An increase in tuition will also bring an increase in financial aid for qualifying students, Marek said. The amount of financial aid or tuition discounts given to students has exceeded the amount that was budgeted during the previous year. Three years ago, the average tuition discount was 33.9 percent and has increased to 39.3 percent for the current year.

“It is dependent on the students who are coming here and what their need is,” said Marek. “We could have a year where our students come from more upper-income families and that might not happen. But more of our students come from middle-class families.” The recent economic downturn has made Marek’s job more difficult. “In the 30 years I have been in higher education, this has been my most difficult year-and-a-half working through this and seeing the difficulties families are going through,” said Marek. “That makes it hard for us because we want to limit our tuition increase as much as possible but have to budget so we are fiscally responsible to the university.”

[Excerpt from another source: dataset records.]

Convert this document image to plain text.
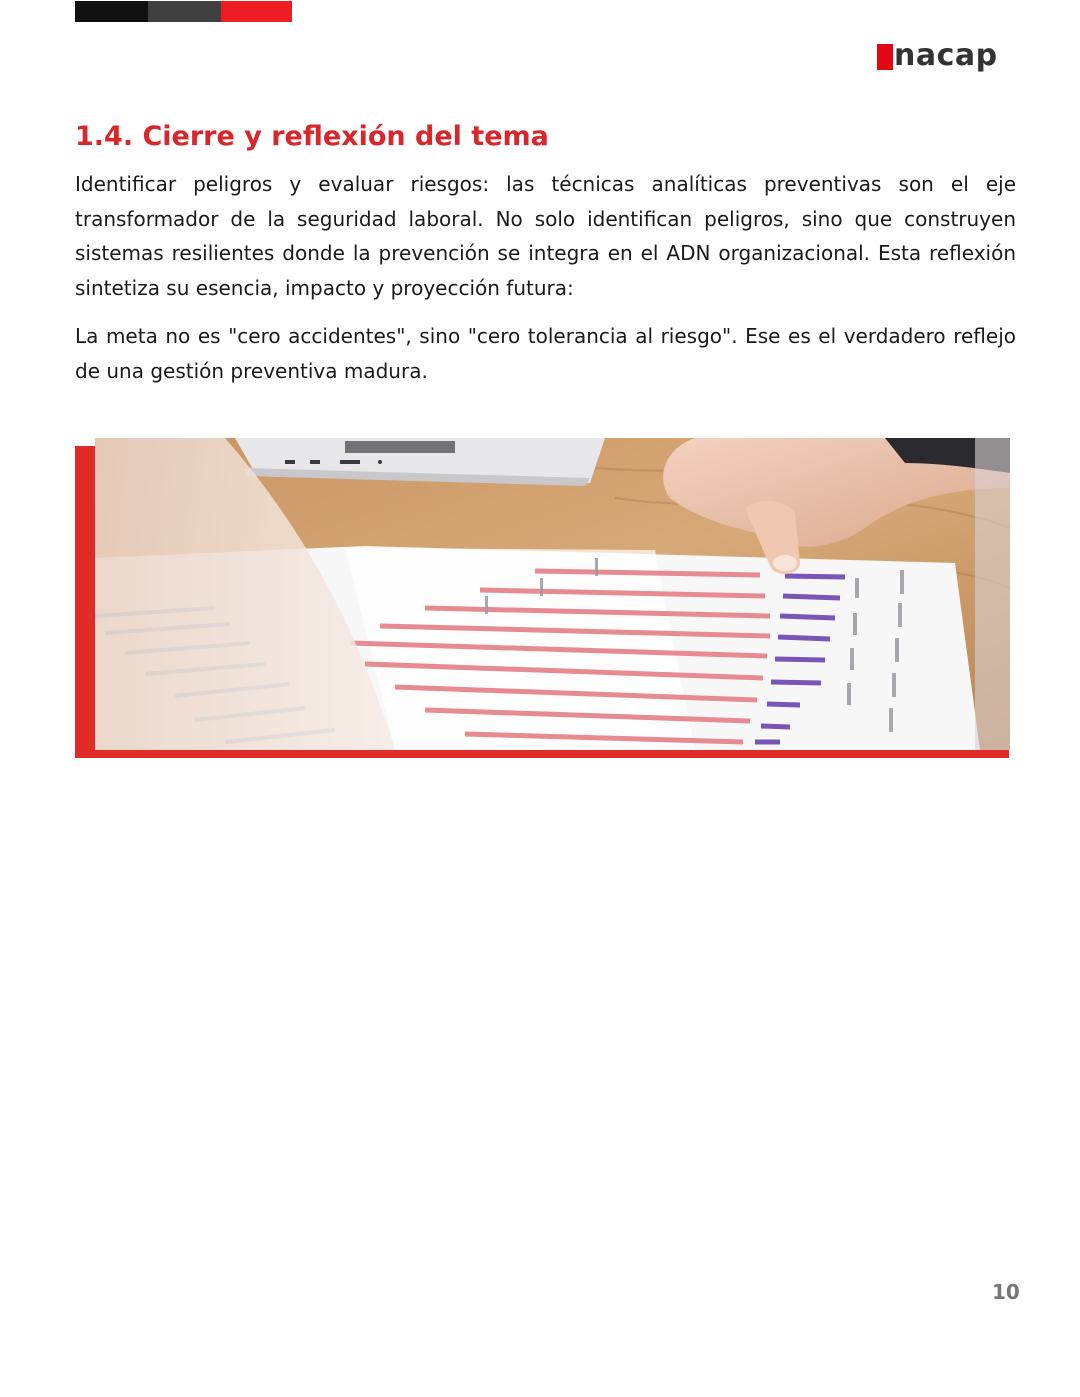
nacap
1.4. Cierre y reflexión del tema

Identificar peligros y evaluar riesgos: las técnicas analíticas preventivas son el eje transformador de la seguridad laboral. No solo identifican peligros, sino que construyen sistemas resilientes donde la prevención se integra en el ADN organizacional. Esta reflexión sintetiza su esencia, impacto y proyección futura:

La meta no es "cero accidentes", sino "cero tolerancia al riesgo". Ese es el verdadero reflejo de una gestión preventiva madura.

10
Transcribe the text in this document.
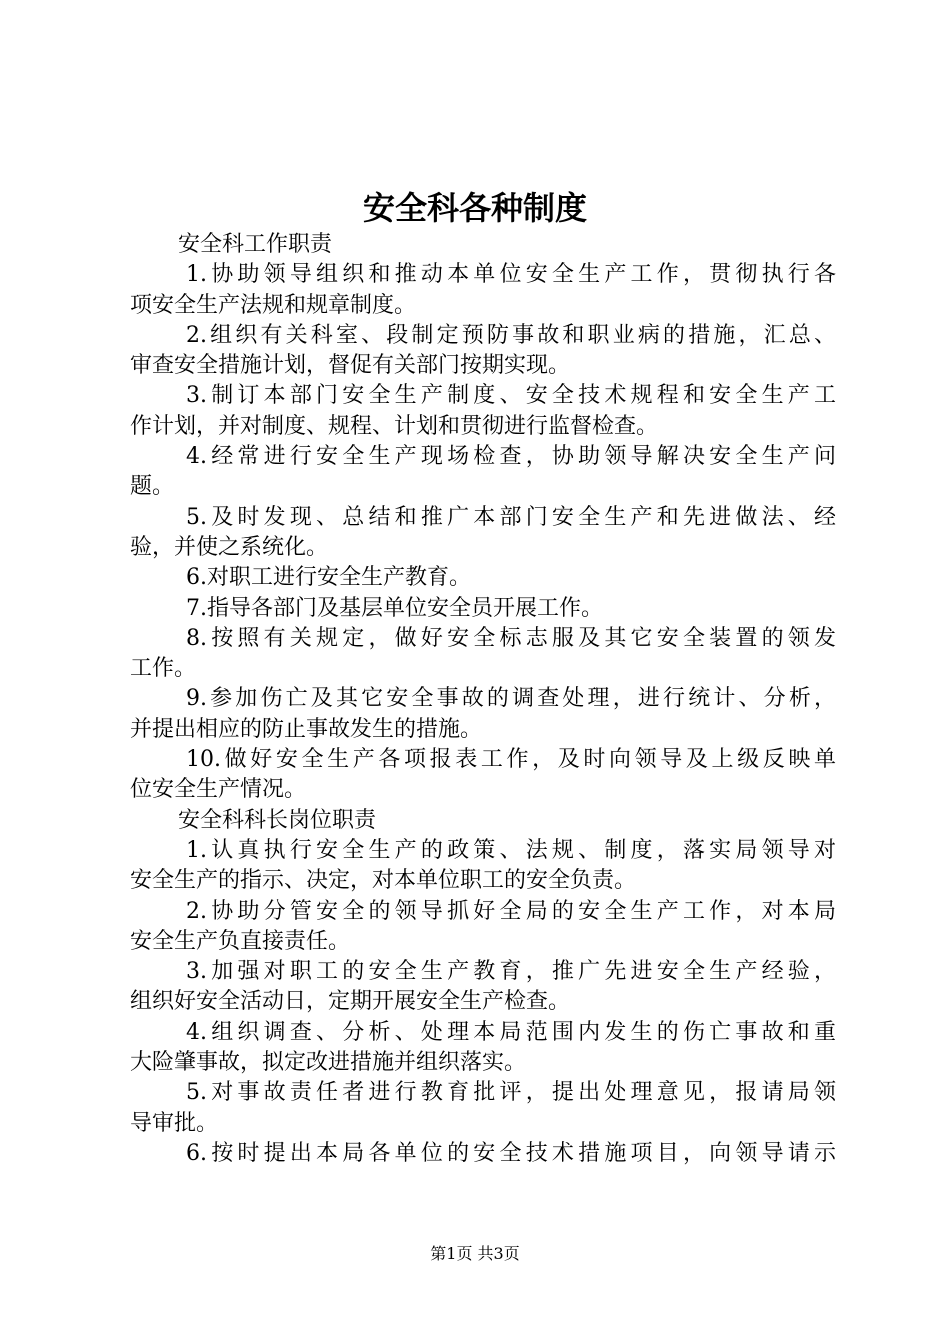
安全科各种制度
安全科工作职责
1.协助领导组织和推动本单位安全生产工作，贯彻执行各
项安全生产法规和规章制度。
2.组织有关科室、段制定预防事故和职业病的措施，汇总、
审查安全措施计划，督促有关部门按期实现。
3.制订本部门安全生产制度、安全技术规程和安全生产工
作计划，并对制度、规程、计划和贯彻进行监督检查。
4.经常进行安全生产现场检查，协助领导解决安全生产问
题。
5.及时发现、总结和推广本部门安全生产和先进做法、经
验，并使之系统化。
6.对职工进行安全生产教育。
7.指导各部门及基层单位安全员开展工作。
8.按照有关规定，做好安全标志服及其它安全装置的领发
工作。
9.参加伤亡及其它安全事故的调查处理，进行统计、分析，
并提出相应的防止事故发生的措施。
10.做好安全生产各项报表工作，及时向领导及上级反映单
位安全生产情况。
安全科科长岗位职责
1.认真执行安全生产的政策、法规、制度，落实局领导对
安全生产的指示、决定，对本单位职工的安全负责。
2.协助分管安全的领导抓好全局的安全生产工作，对本局
安全生产负直接责任。
3.加强对职工的安全生产教育，推广先进安全生产经验，
组织好安全活动日，定期开展安全生产检查。
4.组织调查、分析、处理本局范围内发生的伤亡事故和重
大险肇事故，拟定改进措施并组织落实。
5.对事故责任者进行教育批评，提出处理意见，报请局领
导审批。
6.按时提出本局各单位的安全技术措施项目，向领导请示
第1页 共3页
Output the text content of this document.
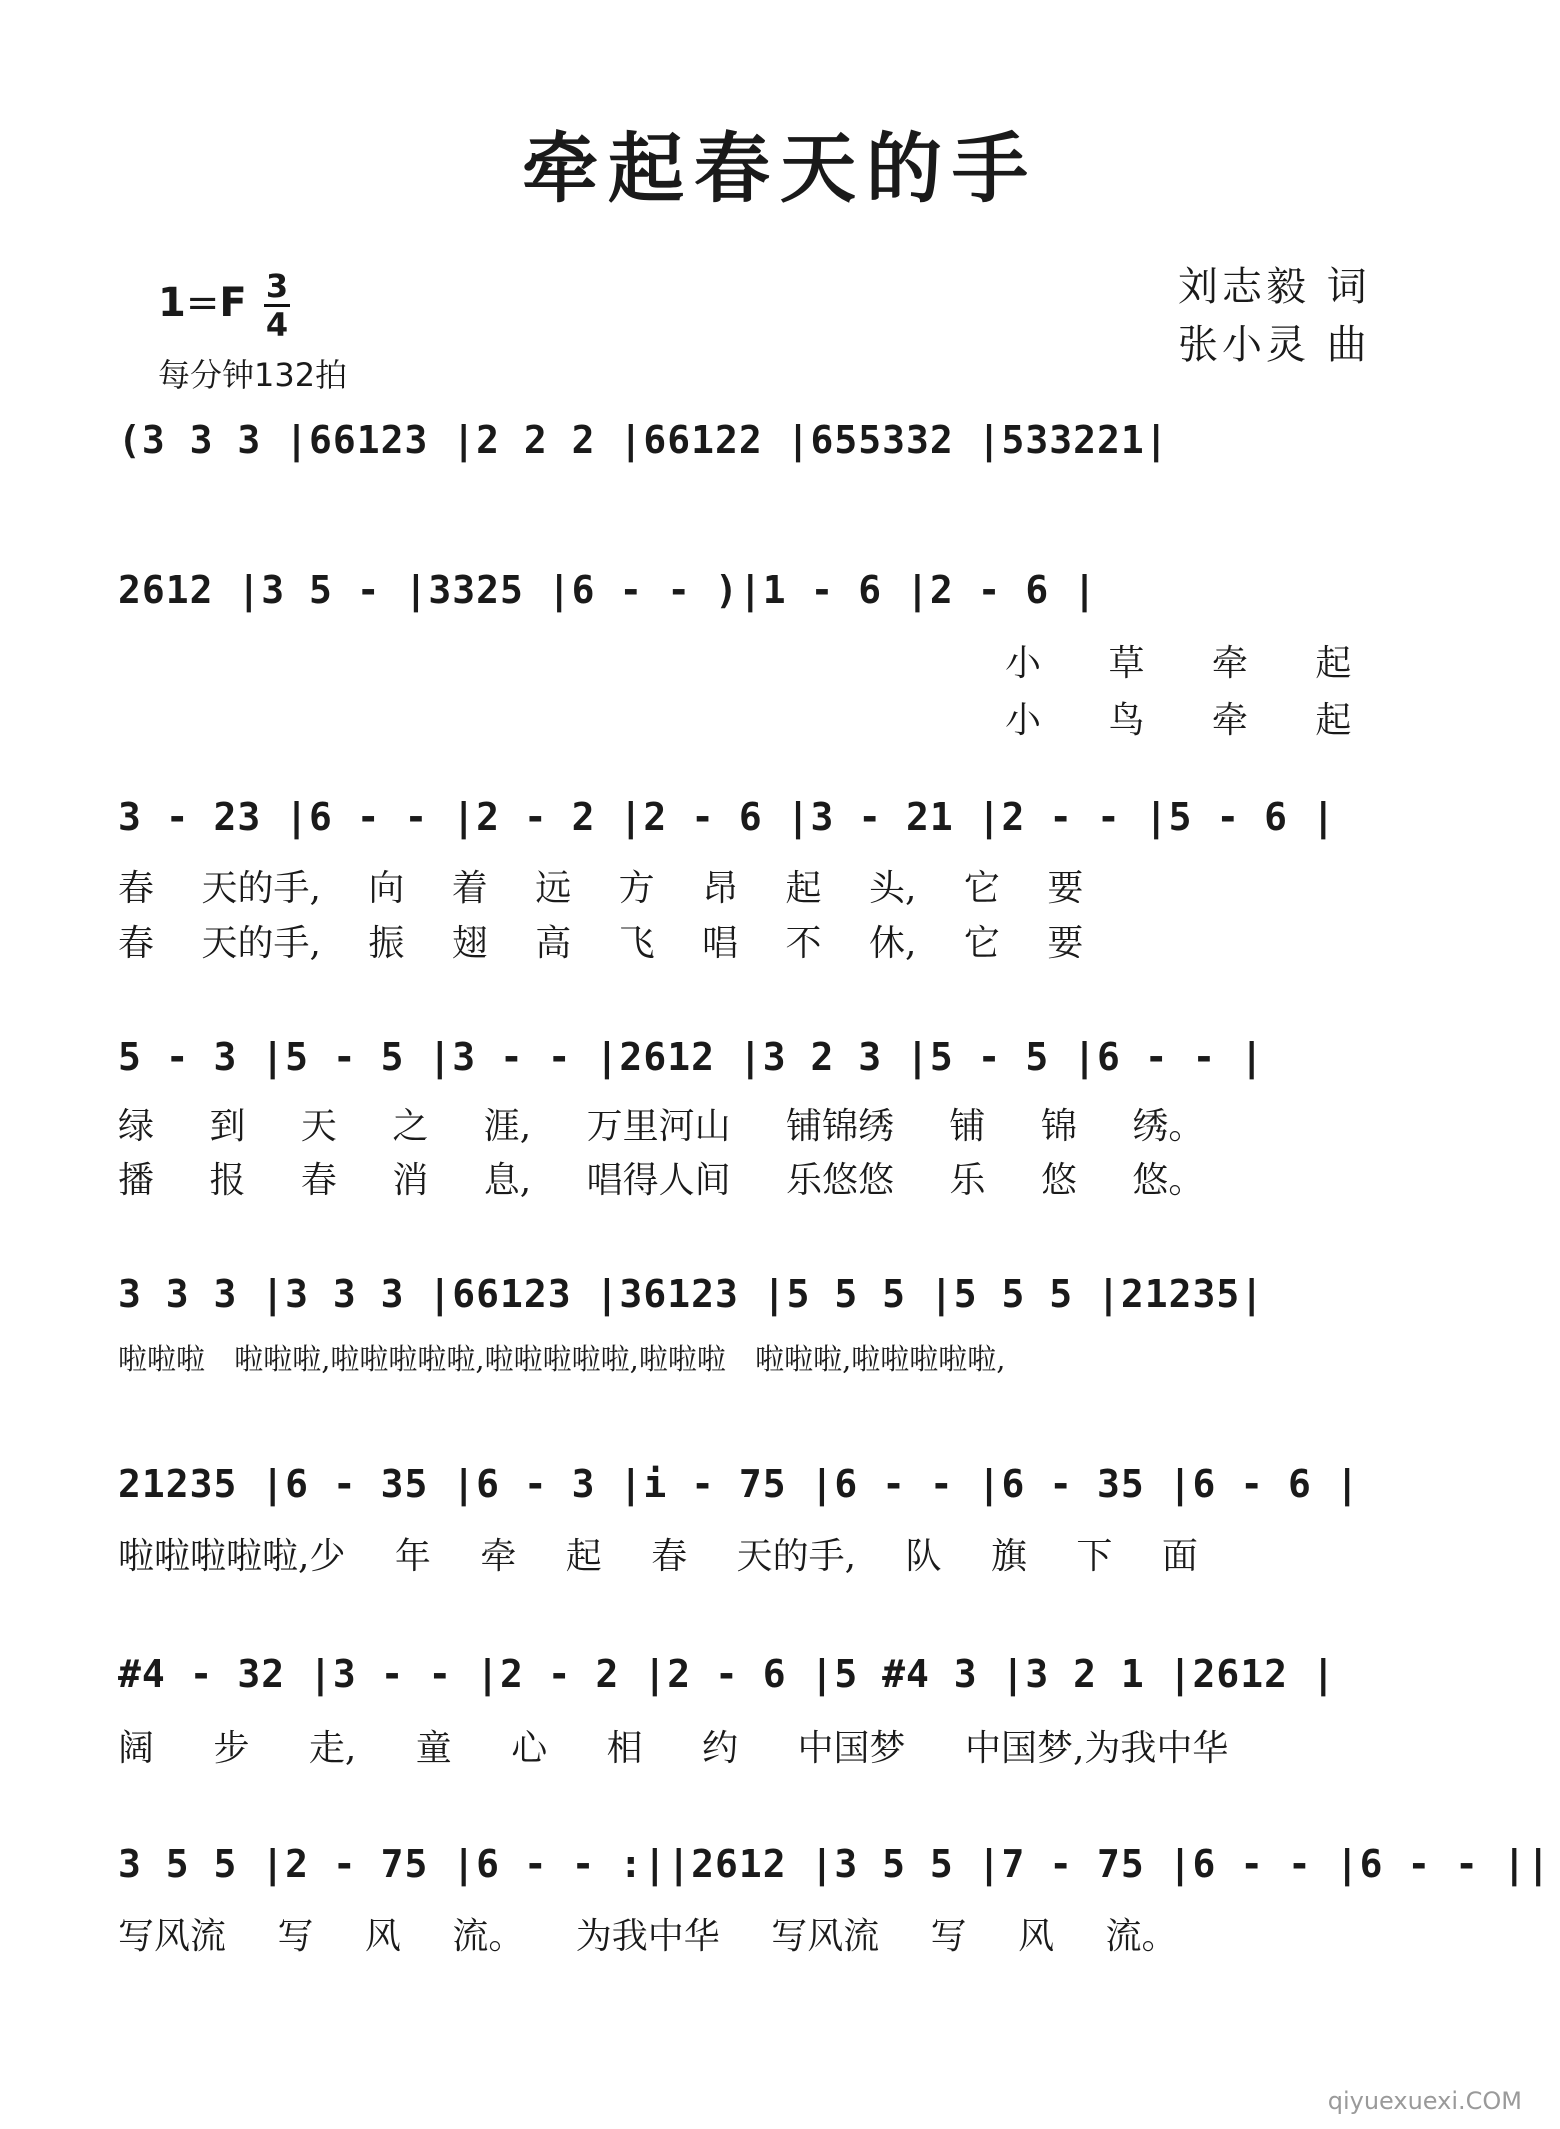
牵起春天的手
1=F 3
4
每分钟132拍
刘志毅 词
张小灵 曲
(3 3 3 |66123 |2 2 2 |66122 |655332 |533221|
2612 |3 5 - |3325 |6 - - )|1 - 6 |2 - 6 |
小 草 牵 起
小 鸟 牵 起
3 - 23 |6 - - |2 - 2 |2 - 6 |3 - 21 |2 - - |5 - 6 |
春 天的手, 向 着 远 方 昂 起 头, 它 要
春 天的手, 振 翅 高 飞 唱 不 休, 它 要
5 - 3 |5 - 5 |3 - - |2612 |3 2 3 |5 - 5 |6 - - |
绿 到 天 之 涯, 万里河山 铺锦绣 铺 锦 绣。
播 报 春 消 息, 唱得人间 乐悠悠 乐 悠 悠。
3 3 3 |3 3 3 |66123 |36123 |5 5 5 |5 5 5 |21235|
啦啦啦 啦啦啦,啦啦啦啦啦,啦啦啦啦啦,啦啦啦 啦啦啦,啦啦啦啦啦,
21235 |6 - 35 |6 - 3 |i - 75 |6 - - |6 - 35 |6 - 6 |
啦啦啦啦啦,少 年 牵 起 春 天的手, 队 旗 下 面
#4 - 32 |3 - - |2 - 2 |2 - 6 |5 #4 3 |3 2 1 |2612 |
阔 步 走, 童 心 相 约 中国梦 中国梦,为我中华
3 5 5 |2 - 75 |6 - - :||2612 |3 5 5 |7 - 75 |6 - - |6 - - ||
写风流 写 风 流。 为我中华 写风流 写 风 流。
qiyuexuexi.COM
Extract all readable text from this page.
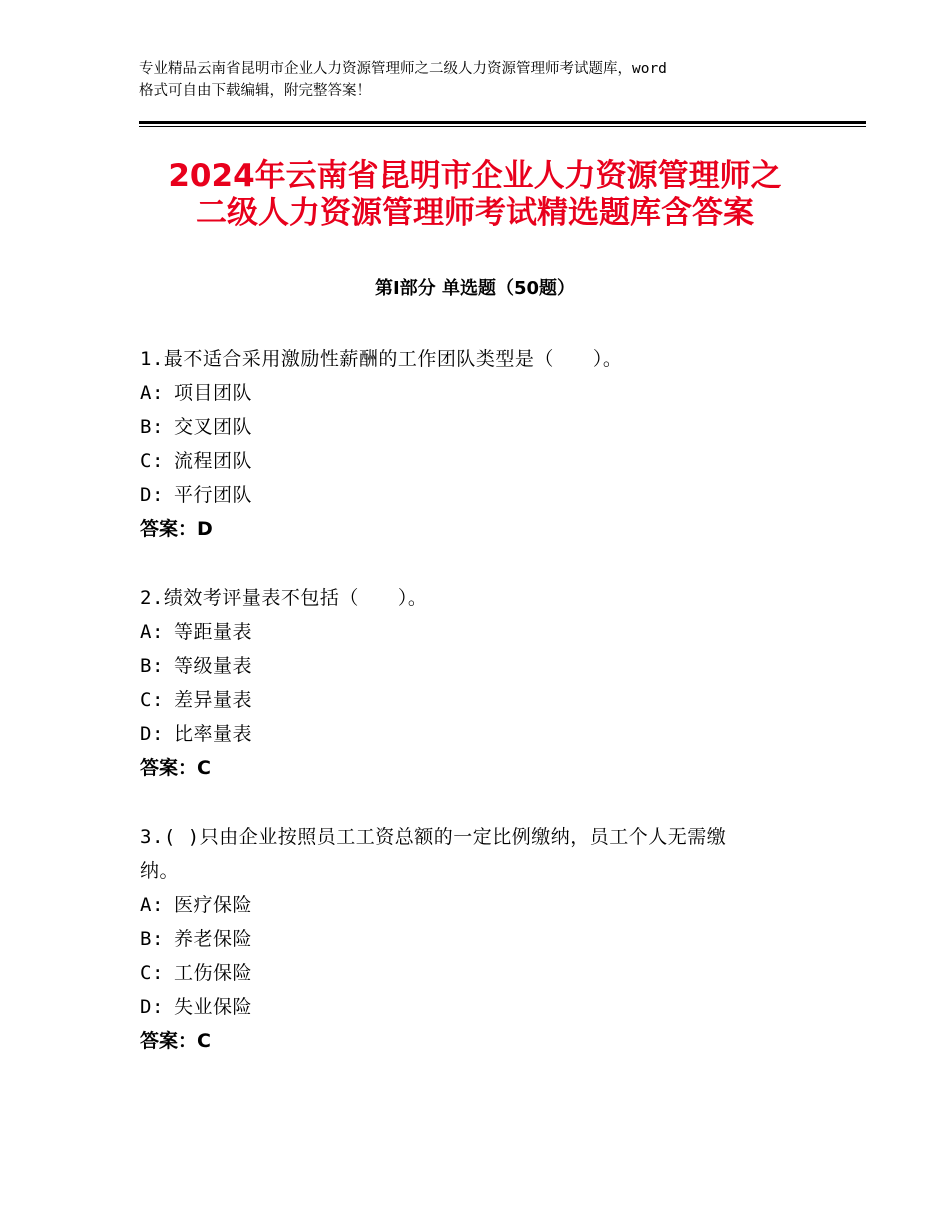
专业精品云南省昆明市企业人力资源管理师之二级人力资源管理师考试题库，word
格式可自由下载编辑，附完整答案！
2024年云南省昆明市企业人力资源管理师之
二级人力资源管理师考试精选题库含答案
第Ⅰ部分 单选题（50题）
1.最不适合采用激励性薪酬的工作团队类型是（　　）。
A: 项目团队
B: 交叉团队
C: 流程团队
D: 平行团队
答案：D
2.绩效考评量表不包括（　　）。
A: 等距量表
B: 等级量表
C: 差异量表
D: 比率量表
答案：C
3.( )只由企业按照员工工资总额的一定比例缴纳，员工个人无需缴
纳。
A: 医疗保险
B: 养老保险
C: 工伤保险
D: 失业保险
答案：C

SMU’s budget is tuition-dependent, which means it is built based on the expected revenues from students’ tuition. While other schools may subsidize any loss in revenues through gifts or their endowment, SMU does not have that luxury. “You’re still going to have these same costs even if you have 150 less students,” said Marek.

SMU has tried many things to generate additional revenue, such as summer camps, renting out buildings, and expanding the Schools of Graduate and Professional Programs.

“If you go down to Winona State and see the new buildings going up, I think wow,” said Marek. “But we feel in many ways that we do the education side - which is the important piece - better.”